En resumen: la MIA-R presenta diversas omisiones y falsedades que, de aprobarse el proyecto, representan una amenaza para el ecosistema y especies en categoría de riesgo. La comunidad de Mahahual NO está en contra del turismo ni del desarrollo. Está en contra de que se imponga sin garantías legales, sin certeza y sin respeto al territorio. Aún estamos a tiempo de evitar un daño ambiental irreversible. La Selva Maya no es un parque de diversiones. Es un sistema vivo, complejo y fundamental para el equilibrio ambiental del país.
Además Greenpeace advirtió que la zona donde se planea el desarrollo forma parte del Sistema Arrecifal Mesoamericano, considerado el segundo arrecife más grande del mundo, y que cualquier alteración podría generar daños irreversibles en corales, pastos marinos y manglares, ecosistemas clave para la protección contra huracanes y la captura de carbono.
Asimismo, la organización denunció que la MIA no presenta estudios completos sobre la presencia de especies protegidas como tortugas marinas, caracol rosado y diversas especies de coral incluidas en la NOM-059-SEMARNAT-2010.
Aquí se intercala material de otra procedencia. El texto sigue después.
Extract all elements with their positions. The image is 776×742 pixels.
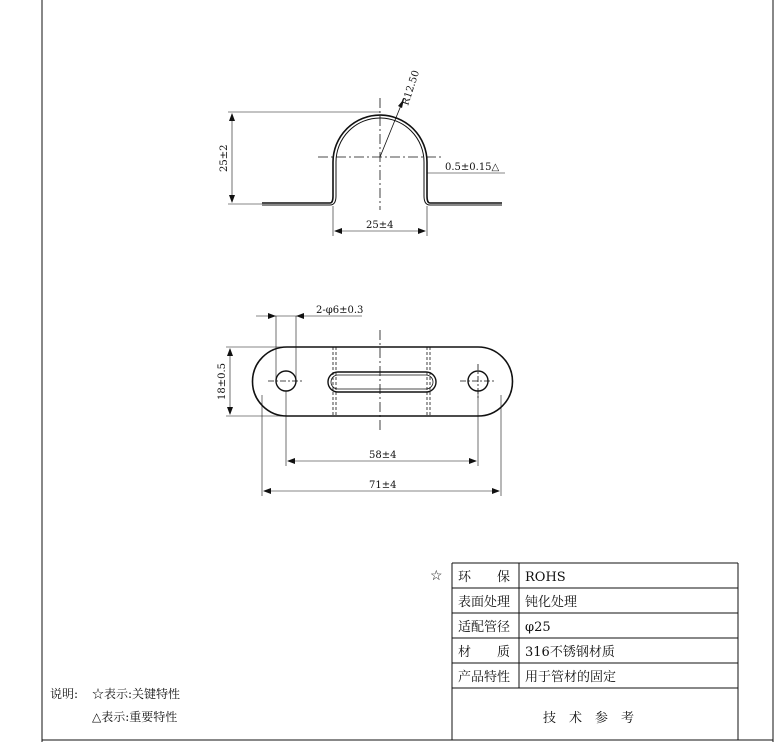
center-slot-inner [331,375,433,389]
row-pipe-value: φ25 [525,620,551,635]
width-arrow-left [334,228,342,234]
star-mark: ☆ [430,568,443,584]
width-arrow-right [418,228,426,234]
row-material-value: 316不锈钢材质 [525,645,615,660]
row-surface-value: 钝化处理 [525,595,578,610]
clamp-profile-outer [262,115,502,203]
row-env-value: ROHS [525,570,566,585]
bottom-view-arrows [227,313,500,494]
row-material-key: 材 质 [458,645,511,660]
row-pipe-key: 适配管径 [458,620,511,635]
hole-dia-arrow-right [296,313,304,319]
row-feature-value: 用于管材的固定 [525,670,617,685]
plan-outline [253,347,513,416]
notes-line-important: △表示:重要特性 [92,710,178,724]
notes-line-key: ☆表示:关键特性 [92,687,181,701]
row-feature-key: 产品特性 [458,670,511,685]
thickness-label: 0.5±0.15△ [445,162,500,173]
height-arrow-bottom [229,195,235,203]
plan-height-arrow-top [227,348,233,356]
plan-height-arrow-bottom [227,407,233,415]
top-view-arrows [229,99,426,234]
overall-arrow-left [263,488,271,494]
overall-label: 71±4 [369,480,397,491]
top-height-label: 25±2 [219,144,230,172]
plan-height-label: 18±0.5 [217,362,228,400]
radius-label: R12.50 [400,69,423,107]
title-block-footer: 技 术 参 考 [543,711,635,726]
spacing-arrow-left [287,458,295,464]
hole-spacing-label: 58±4 [369,450,397,461]
top-width-label: 25±4 [366,220,394,231]
bottom-view [226,316,513,496]
height-arrow-top [229,113,235,121]
row-env-key: 环 保 [458,570,511,585]
holes-label: 2-φ6±0.3 [316,305,364,316]
hole-dia-arrow-left [268,313,276,319]
notes-label: 说明: [50,687,79,701]
spacing-arrow-right [469,458,477,464]
row-surface-key: 表面处理 [458,595,511,610]
overall-arrow-right [492,488,500,494]
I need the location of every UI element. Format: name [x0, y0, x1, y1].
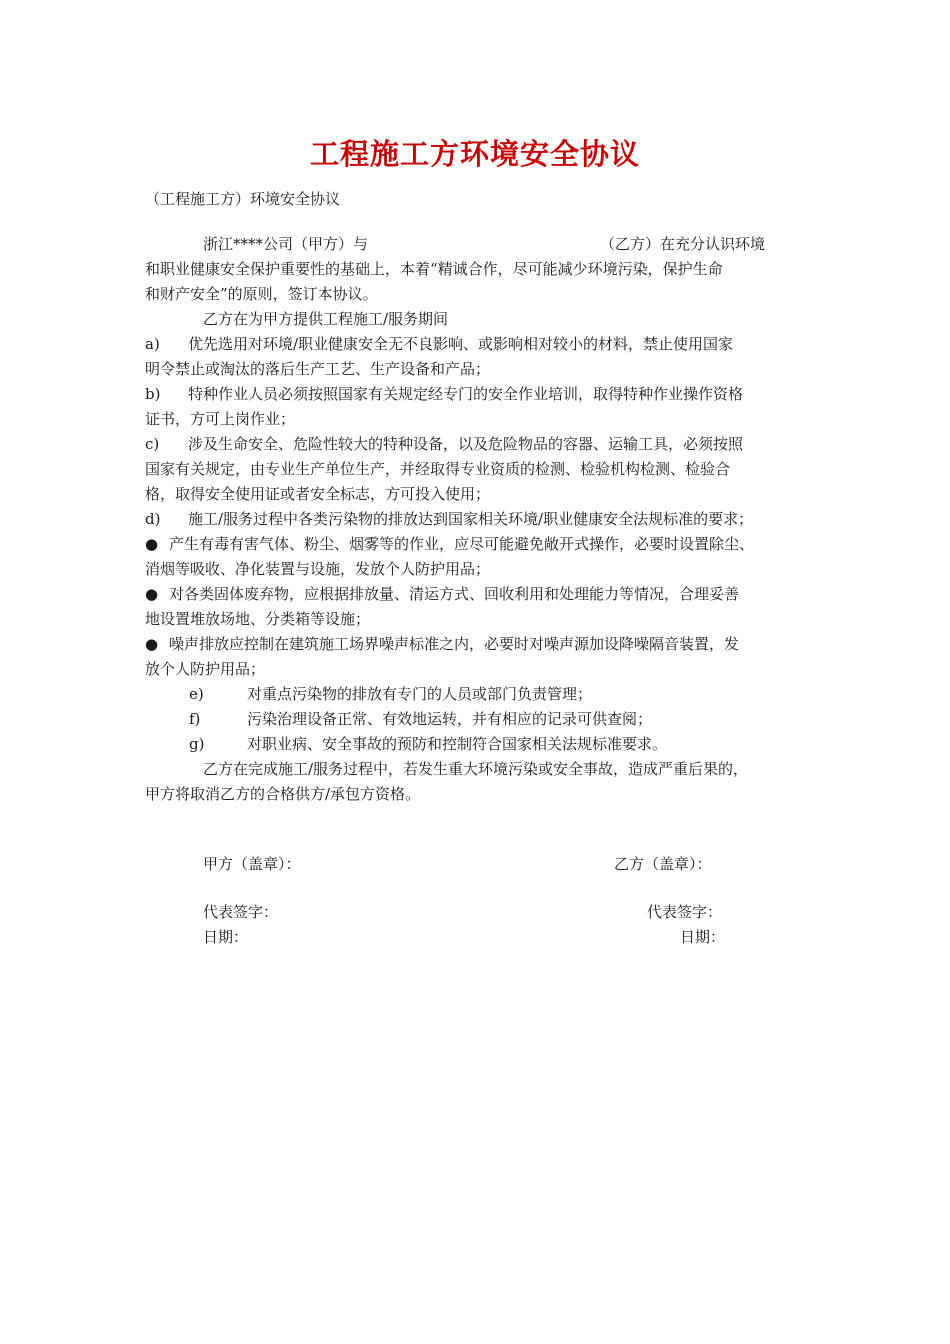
bullet-icon: ● [145, 635, 159, 653]
bullet-3-continuation: 放个人防护用品； [145, 660, 266, 678]
item-text: 优先选用对环境/职业健康安全无不良影响、或影响相对较小的材料，禁止使用国家 [188, 335, 734, 353]
bullet-1-continuation: 消烟等吸收、净化装置与设施，发放个人防护用品； [145, 560, 491, 578]
bullet-icon: ● [145, 585, 159, 603]
item-text: 对职业病、安全事故的预防和控制符合国家相关法规标准要求。 [247, 735, 668, 753]
intro-line-4: 乙方在为甲方提供工程施工/服务期间 [203, 310, 449, 328]
item-text: 产生有毒有害气体、粉尘、烟雾等的作业，应尽可能避免敞开式操作，必要时设置除尘、 [169, 535, 755, 553]
item-marker: f) [189, 710, 201, 728]
item-text: 噪声排放应控制在建筑施工场界噪声标准之内，必要时对噪声源加设降噪隔音装置，发 [169, 635, 740, 653]
list-item-a [145, 332, 813, 357]
list-item-c [145, 432, 813, 457]
item-marker: c) [145, 435, 160, 453]
party-a-rep-sign-label: 代表签字： [203, 903, 279, 921]
agreement-body [145, 232, 813, 807]
intro-line-2: 和职业健康安全保护重要性的基础上，本着“精诚合作，尽可能减少环境污染，保护生命 [145, 260, 723, 278]
party-a-date-label: 日期： [203, 928, 249, 946]
item-marker: g) [189, 735, 205, 753]
party-b-text: （乙方）在充分认识环境 [600, 235, 766, 253]
document-title: 工程施工方环境安全协议 [309, 137, 640, 171]
item-text: 污染治理设备正常、有效地运转，并有相应的记录可供查阅； [247, 710, 653, 728]
bullet-item-2 [145, 582, 813, 607]
closing-line-2: 甲方将取消乙方的合格供方/承包方资格。 [145, 785, 421, 803]
list-item-d [145, 507, 813, 532]
item-marker: e) [189, 685, 204, 703]
intro-line-3: 和财产安全”的原则，签订本协议。 [145, 285, 378, 303]
party-b-rep-sign-label: 代表签字： [647, 903, 723, 921]
item-text: 施工/服务过程中各类污染物的排放达到国家相关环境/职业健康安全法规标准的要求； [188, 510, 754, 528]
item-c-continuation: 国家有关规定，由专业生产单位生产，并经取得专业资质的检测、检验机构检测、检验合 [145, 460, 731, 478]
document-subtitle: （工程施工方）环境安全协议 [145, 190, 341, 208]
bullet-icon: ● [145, 535, 159, 553]
list-item-g [145, 732, 813, 757]
bullet-item-1 [145, 532, 813, 557]
bullet-item-3 [145, 632, 813, 657]
item-text: 对重点污染物的排放有专门的人员或部门负责管理； [247, 685, 593, 703]
party-b-seal-label: 乙方（盖章）： [614, 855, 712, 873]
item-marker: a) [145, 335, 160, 353]
closing-line-1: 乙方在完成施工/服务过程中，若发生重大环境污染或安全事故，造成严重后果的， [203, 760, 749, 778]
item-marker: d) [145, 510, 161, 528]
item-a-continuation: 明令禁止或淘汰的落后生产工艺、生产设备和产品； [145, 360, 491, 378]
bullet-2-continuation: 地设置堆放场地、分类箱等设施； [145, 610, 371, 628]
intro-line-1 [145, 232, 813, 257]
item-text: 对各类固体废弃物，应根据排放量、清运方式、回收利用和处理能力等情况，合理妥善 [169, 585, 740, 603]
item-text: 特种作业人员必须按照国家有关规定经专门的安全作业培训，取得特种作业操作资格 [188, 385, 744, 403]
party-b-date-label: 日期： [680, 928, 726, 946]
list-item-e [145, 682, 813, 707]
item-marker: b) [145, 385, 161, 403]
party-a-seal-label: 甲方（盖章）： [203, 855, 301, 873]
item-c-continuation: 格，取得安全使用证或者安全标志，方可投入使用； [145, 485, 491, 503]
item-text: 涉及生命安全、危险性较大的特种设备，以及危险物品的容器、运输工具，必须按照 [188, 435, 744, 453]
item-b-continuation: 证书，方可上岗作业； [145, 410, 296, 428]
list-item-b [145, 382, 813, 407]
party-a-text: 浙江****公司（甲方）与 [203, 235, 369, 253]
list-item-f [145, 707, 813, 732]
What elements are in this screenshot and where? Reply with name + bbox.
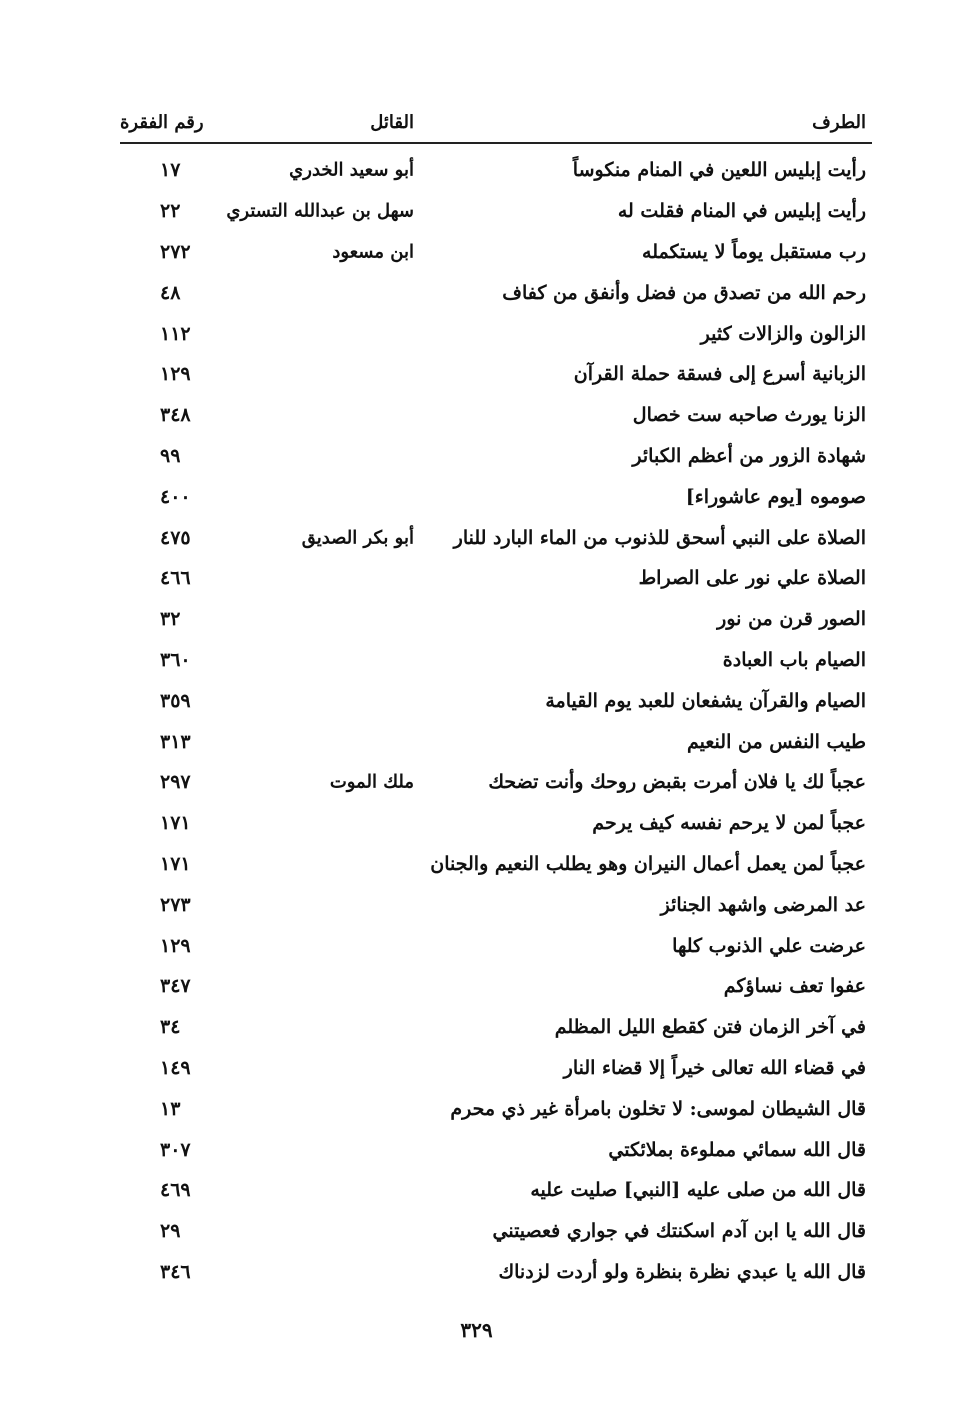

En ese sentido, subrayó que la falta de información científica suficiente impide evaluar de manera integral los riesgos ambientales.
“Autorizar un proyecto de esta magnitud sin estudios sólidos y transparentes vulnera el derecho de la población a un medio ambiente sano”, señaló Greenpeace en su comunicado, en el que también hizo un llamado a la Secretaría de Medio Ambiente y Recursos Naturales (Semarnat) para que realice una revisión exhaustiva y garantice un proceso abierto a la participación ciudadana.